O setor de seguros assume um papel estratégico na adaptação climática do Brasil, atuando na prevenção de riscos e na proteção financeira de cidades, infraestrutura e agronegócio diante do aumento de eventos extremos no país.
Os eventos climáticos extremos deixaram de ser uma possibilidade distante para se tornarem um desafio urgente para a gestão pública e privada no Brasil. A premissa de que catástrofes surgem onde a vulnerabilidade social encontra a fragilidade territorial norteou o encontro “Riscos Climáticos e o Setor Segurador: como ampliar a resiliência do Brasil?”, realizado pela Confederação Nacional das Seguradoras (CNseg) e pelo Instituto Clima e Sociedade (iCS).
O evento destacou que, em um país onde a grande maioria da população reside em centros urbanos, a adaptação climática deve ser integrada ao planejamento das cidades e dos investimentos em infraestrutura. O objetivo central é utilizar o seguro não apenas como um mecanismo de reparação após desastres, mas como um instrumento preventivo capaz de mapear vulnerabilidades e incentivar a resiliência em todo o território nacional.
O seguro como pilar de resiliência e planejamento
Especialistas reforçam que a lógica tradicional, baseada apenas no histórico de eventos passados, é insuficiente para os desafios atuais. Segundo Maria Netto, do iCS, é preciso incorporar os riscos climáticos ao planejamento estrutural de forma transparente.
“A lógica do seguro é entender que o risco existe, precificar esse risco e, preferencialmente, fazer com que o seguro não precise ser acionado. Isso também ajuda no planejamento.”
A ciência desempenha um papel fundamental nesse processo. Thelma Krug, da Organização Meteorológica Mundial, ressaltou que, embora incertezas científicas sobre eventos como o El Niño persistam, a inação não é uma opção viável. O mercado segurador precisa evoluir sua modelagem de risco para antecipar impactos e proteger tanto o setor produtivo quanto as populações mais expostas.

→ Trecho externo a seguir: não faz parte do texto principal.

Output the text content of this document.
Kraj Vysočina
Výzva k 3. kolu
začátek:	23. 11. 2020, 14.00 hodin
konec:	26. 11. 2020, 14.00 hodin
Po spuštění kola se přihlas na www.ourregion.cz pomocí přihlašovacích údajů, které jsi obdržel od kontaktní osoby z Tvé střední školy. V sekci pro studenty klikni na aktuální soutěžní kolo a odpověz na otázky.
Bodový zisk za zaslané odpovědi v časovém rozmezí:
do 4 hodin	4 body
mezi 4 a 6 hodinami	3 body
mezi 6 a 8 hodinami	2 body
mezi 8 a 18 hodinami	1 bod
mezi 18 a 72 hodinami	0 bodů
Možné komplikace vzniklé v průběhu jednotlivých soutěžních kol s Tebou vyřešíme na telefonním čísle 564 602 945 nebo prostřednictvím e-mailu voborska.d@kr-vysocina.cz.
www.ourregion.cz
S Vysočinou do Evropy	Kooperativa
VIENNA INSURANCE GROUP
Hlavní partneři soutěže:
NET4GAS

Risco climático orienta novos investimentos
No campo da infraestrutura, a percepção mudou drasticamente. Claudia Prates, da CNseg, observou que o risco climático passou a influenciar diretamente o fluxo de caixa e a viabilidade econômica de projetos. Ao considerar esses fatores na estruturação das concessões públicas, é possível melhorar a precificação e garantir a longevidade dos ativos frente a cenários de mudanças climáticas.
O BNDES, por meio da superintendente Luciene Machado, confirmou essa tendência: o risco climático já afeta o custo de financiamento e o rating das operações de crédito. Essa mudança de paradigma força governos e empresas a adotarem intervenções técnicas mais robustas para preservar a infraestrutura contra inundações, tempestades e outros fenômenos.
Fortalecendo o agronegócio com dados
O setor de agronegócio é um dos mais sensíveis à variabilidade climática. Daniel Nascimento, da FenSeg, defende que a proteção rural deve evoluir para modelos mais inteligentes, utilizando análise de solo e sensoriamento para oferecer produtos personalizados, como o seguro paramétrico.
“A seguradora precisa se apropriar das informações coletadas por análise de solo e sensoriamento para oferecer melhores condições e precificar o risco que está aceitando, em vez de tratar todos pela média.”
A integração de dados e a colaboração entre cooperativas, produtores e o mercado de seguros são essenciais para criar uma rede de proteção mais eficiente. A conclusão dos especialistas é unânime: o futuro exige uma agenda coordenada entre ciência, governança e gestão financeira. Ao colocar o risco no centro da tomada de decisão, o Brasil pode fortalecer sua capacidade de resposta e garantir a continuidade dos negócios, mesmo em um cenário global de crescentes desafios climáticos.